Within the parameters of a governance framework organizations should have a Data Governance Committee. The authority of this committee should include oversight regarding the operationalization of data management and data integrity. Obviously, a committee should not manage the operations, but Data Stewards, for example, within each business unit can. Fast forward to how to prevent and cure fake data, which hopefully provides useful insights for Data Stewards and organizations.
Typical reasons for fake data are:
- Deliberate misleading, often undertaken for personal /organizational gain of some sort;
- Lack of knowledge of data techniques and skills, such as tidy data, analysis methods, and data understanding;
- Poor data credibility. Credibility refers to the quality of data being believable or trustworthy, the research methodology, and data sources. It includes the following data elements: integrity, quality, reality, context, and probity. These are affected by systems and humans;
- Poor due diligence, such as not fact checking or lack of concern about credibility. Sometimes this can be a function of “rushing” to get the information out, hence unintentional errors in the data.
So, what are some tips on how to prevent and cure fake data?
Suggestions for Prevention
Governance committees can guide the develop of policies and procedures to ensure fake data is minimized.
Data protection and privacy is a growing concern today. Protection is usually managed through network security protocols designed to prevent any unauthorized user, application, service or device from accessing network data such as secure file transfer protocol (SFTP), secure hypertext transfer protocol (HTTPS), firewalls, email/spam protection, secure socket layer (SSL), etc. Organizations do/can adopt security strategies, particularly important when data is shared between business units, and between government bodies such as the extensive collaboration within the Canadian Federal Government. This helps keep unwanted hackers out and ensures that unauthorized users cannot change the data.
Data privacy is about ensuring that the personal information collected on individuals is secure and accurate. The latter is increasingly a concern, because as individuals attempt to ensure their privacy is maintained they may intentionally provide wrong data. This leads to erroneous information. In some situations, offering the individual an exchange of value (e.g., white paper, free access to trial software) for their information can prompt more accurate data provision.
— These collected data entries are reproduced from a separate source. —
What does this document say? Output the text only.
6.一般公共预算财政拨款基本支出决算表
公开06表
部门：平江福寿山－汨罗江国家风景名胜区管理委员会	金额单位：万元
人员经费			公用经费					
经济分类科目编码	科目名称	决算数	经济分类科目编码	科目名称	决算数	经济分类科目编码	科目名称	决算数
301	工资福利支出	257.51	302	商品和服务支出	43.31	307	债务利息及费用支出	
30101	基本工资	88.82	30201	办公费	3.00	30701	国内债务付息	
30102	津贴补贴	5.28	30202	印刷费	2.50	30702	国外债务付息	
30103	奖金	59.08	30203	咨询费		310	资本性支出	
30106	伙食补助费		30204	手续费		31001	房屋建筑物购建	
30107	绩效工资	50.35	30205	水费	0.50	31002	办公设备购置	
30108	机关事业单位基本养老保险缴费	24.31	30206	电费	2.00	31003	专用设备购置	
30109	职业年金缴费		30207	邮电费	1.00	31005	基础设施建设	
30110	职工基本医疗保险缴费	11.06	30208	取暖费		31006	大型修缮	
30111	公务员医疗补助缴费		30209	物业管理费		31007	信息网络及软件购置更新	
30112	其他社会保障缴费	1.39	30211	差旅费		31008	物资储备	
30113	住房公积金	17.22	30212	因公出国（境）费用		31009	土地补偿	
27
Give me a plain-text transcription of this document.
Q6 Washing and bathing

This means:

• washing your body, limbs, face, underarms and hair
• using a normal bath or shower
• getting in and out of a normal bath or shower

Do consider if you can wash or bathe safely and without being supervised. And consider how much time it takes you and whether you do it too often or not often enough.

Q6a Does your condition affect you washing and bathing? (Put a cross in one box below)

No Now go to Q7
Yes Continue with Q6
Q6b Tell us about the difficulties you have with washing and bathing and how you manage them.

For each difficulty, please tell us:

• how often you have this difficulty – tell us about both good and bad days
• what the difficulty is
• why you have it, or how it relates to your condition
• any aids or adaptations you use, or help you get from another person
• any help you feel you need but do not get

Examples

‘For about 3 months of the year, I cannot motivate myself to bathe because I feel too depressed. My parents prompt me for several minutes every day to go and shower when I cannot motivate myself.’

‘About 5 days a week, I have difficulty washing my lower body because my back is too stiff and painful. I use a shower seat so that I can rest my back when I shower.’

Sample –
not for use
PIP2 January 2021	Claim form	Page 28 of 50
Credible data practices go a long way toward producing and using “good” data. Data credibility can be supported by regularly screening the data to ensure data records are as accurate as possible. Consistency in implementing data standards, procedures and protocols is vital.
Machine learning can expedite the data checking process by automating the often-time-consuming task.
Suggestions for a Cure
Assume your data is untrustworthy until this assumption is proven false or you can trust the source or system from which the data is derived.
Be more discerning about the data and information you are using or relying. Look to trusted sources.
Be critical of the data you use or receive. Check the source, who else is reporting on this data or information, and be sure the data is credible. Use common sense, if it “looks” odd or seems unlikely, this is often a good clue as the potentiality of fake data – investigate and do not hesitate to ask the tough questions.
Theories provide testable hypotheses on which to assess the information produced by the data. Where they do not formally exist, only those with alternative explanations can challenge the data facts or information. Both forces enable us to look deeper into the data to look for inadequacies or inaccuracies. Artificial intelligence modelling using advanced data analytics can support this depth probing too, by specifying data rules and conditions.
Data, as a qualitative and quantitative unit by itself is not meaningful, until it is analyzed and interpreted, but even then it must usually be compared to something else, or historical data of the same units.
The more systematic and prior knowledge organizations have regarding the data in question, the better. This will enable data comparison to historical data or similar data.
Upskill by ensuring all your employees have a good understanding of data and the skills required to use data credibly. This means building a data culture within the organization. In today’s world, this is an imperative.
In closing, for a myriad of reasons, “fake” data is a growing concern for organizations, businesses, and citizens globally. This paper has not dwelled on the consequences or treatment of fake data or those who generate it. But I do leave you with a few questions: Should the consequences for creating and/or presenting FAKE data be regulated? What consequences can organizations impose in a timely, equitable, and legal manner?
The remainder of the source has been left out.